The economy, interest rates, commercial perspectives, the commercial property market … are very uncertain in 2025. But for investors with at least one five -year horizon, I think this has to be one to consider.
Ah, and terrestrial values ”acquired a 92% participation in Liverpool One, one of the main shopping centers in the United Kingdom“In December. I think the Board knows a bargain when they see one.
Cheap like frozen chips?
Supermarket income reit (LSE: Supr) Rent supermarket properties. After a hard 2024, it seems that it faces a uphill in 2025 with a projected P/E of about 35. But, waiting for a strong recovery, analysts have to fall only around 8.5 by 2027.

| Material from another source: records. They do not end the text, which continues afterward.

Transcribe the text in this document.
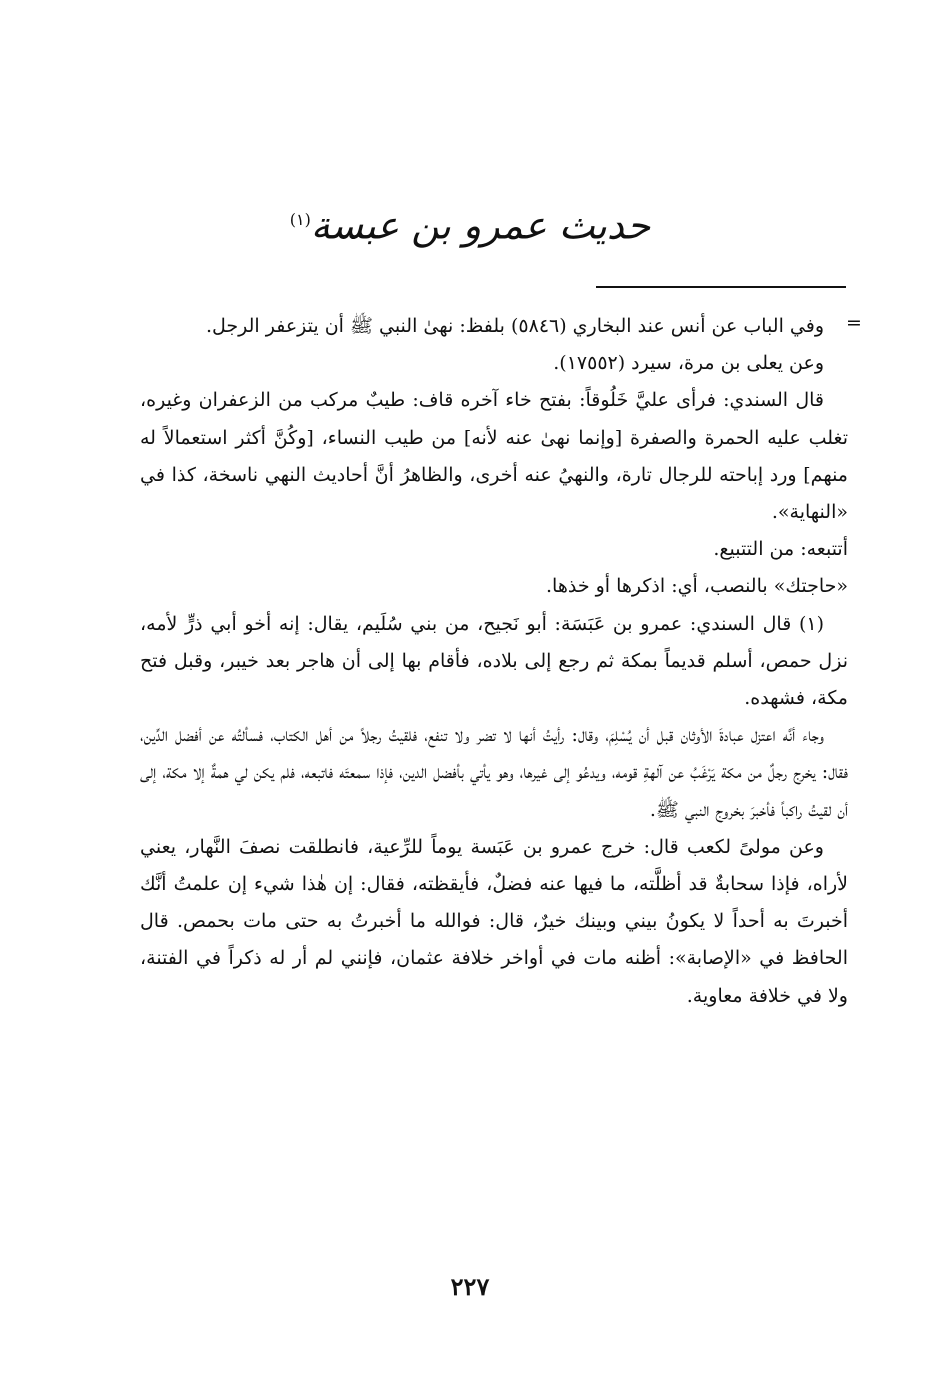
حديث عمرو بن عبسة$^{(١)}$
=

وفي الباب عن أنس عند البخاري (٥٨٤٦) بلفظ: نهىٰ النبي ﷺ أن يتزعفر الرجل.

وعن يعلى بن مرة، سيرد (١٧٥٥٢).

قال السندي: فرأى عليَّ خَلُوقاً: بفتح خاء آخره قاف: طيبٌ مركب من الزعفران وغيره، تغلب عليه الحمرة والصفرة [وإنما نهىٰ عنه لأنه] من طيب النساء، [وكُنَّ أكثر استعمالاً له منهم] ورد إباحته للرجال تارة، والنهيُ عنه أخرى، والظاهرُ أنَّ أحاديث النهي ناسخة، كذا في «النهاية».

أتتبعه: من التتبيع.

«حاجتك» بالنصب، أي: اذكرها أو خذها.

(١) قال السندي: عمرو بن عَبَسَة: أبو نَجيح، من بني سُلَيم، يقال: إنه أخو أبي ذرٍّ لأمه، نزل حمص، أسلم قديماً بمكة ثم رجع إلى بلاده، فأقام بها إلى أن هاجر بعد خيبر، وقبل فتح مكة، فشهده.

وجاء أنَّه اعتزل عبادةَ الأوثان قبل أن يُسْلِمَ، وقال: رأيتُ أنها لا تضر ولا تنفع، فلقيتُ رجلاً من أهل الكتاب، فسألتُه عن أفضل الدِّين، فقال: يخرج رجلٌ من مكة يَرْغَبُ عن آلهةِ قومه، ويدعُو إلى غيرها، وهو يأتي بأفضل الدين، فإذا سمعتَه فاتبعه، فلم يكن لي همةٌ إلا مكة، إلى أن لقيتُ راكباً فأخبرَ بخروج النبي ﷺ.

وعن مولىً لكعب قال: خرج عمرو بن عَبَسة يوماً للرِّعية، فانطلقت نصفَ النَّهار، يعني لأراه، فإذا سحابةٌ قد أظلَّته، ما فيها عنه فضلٌ، فأيقظته، فقال: إن هٰذا شيء إن علمتُ أنَّك أخبرتَ به أحداً لا يكونُ بيني وبينك خيرٌ، قال: فوالله ما أخبرتُ به حتى مات بحمص. قال الحافظ في «الإصابة»: أظنه مات في أواخر خلافة عثمان، فإنني لم أر له ذكراً في الفتنة، ولا في خلافة معاوية.

٢٢٧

Since 2022, the tight economy along with high inflation has exerted pressure on supermarkets. And has helped boost the price of the shares of the investment trust by 37% in five years.
Another discount
There is also another discount for NAV here. The company put its NAV per share at 90p as of June 30, 2024. With a price of 68p shares while I write, it is a 24%discount. It is not such a big shock absorber, but it helps.
At the time of the results, President Nick Hewson calculated “The improvement of the interest rate environment must provide positive tail winds“And added:”We are pleased. “
The same threats apply to a large extent, especially because inflation is annoyingly stubborn. And I think the price of shares could fight for a while yet. But that is a 9%dividend yield. It has to be another to consider for a five -year purchase and retention.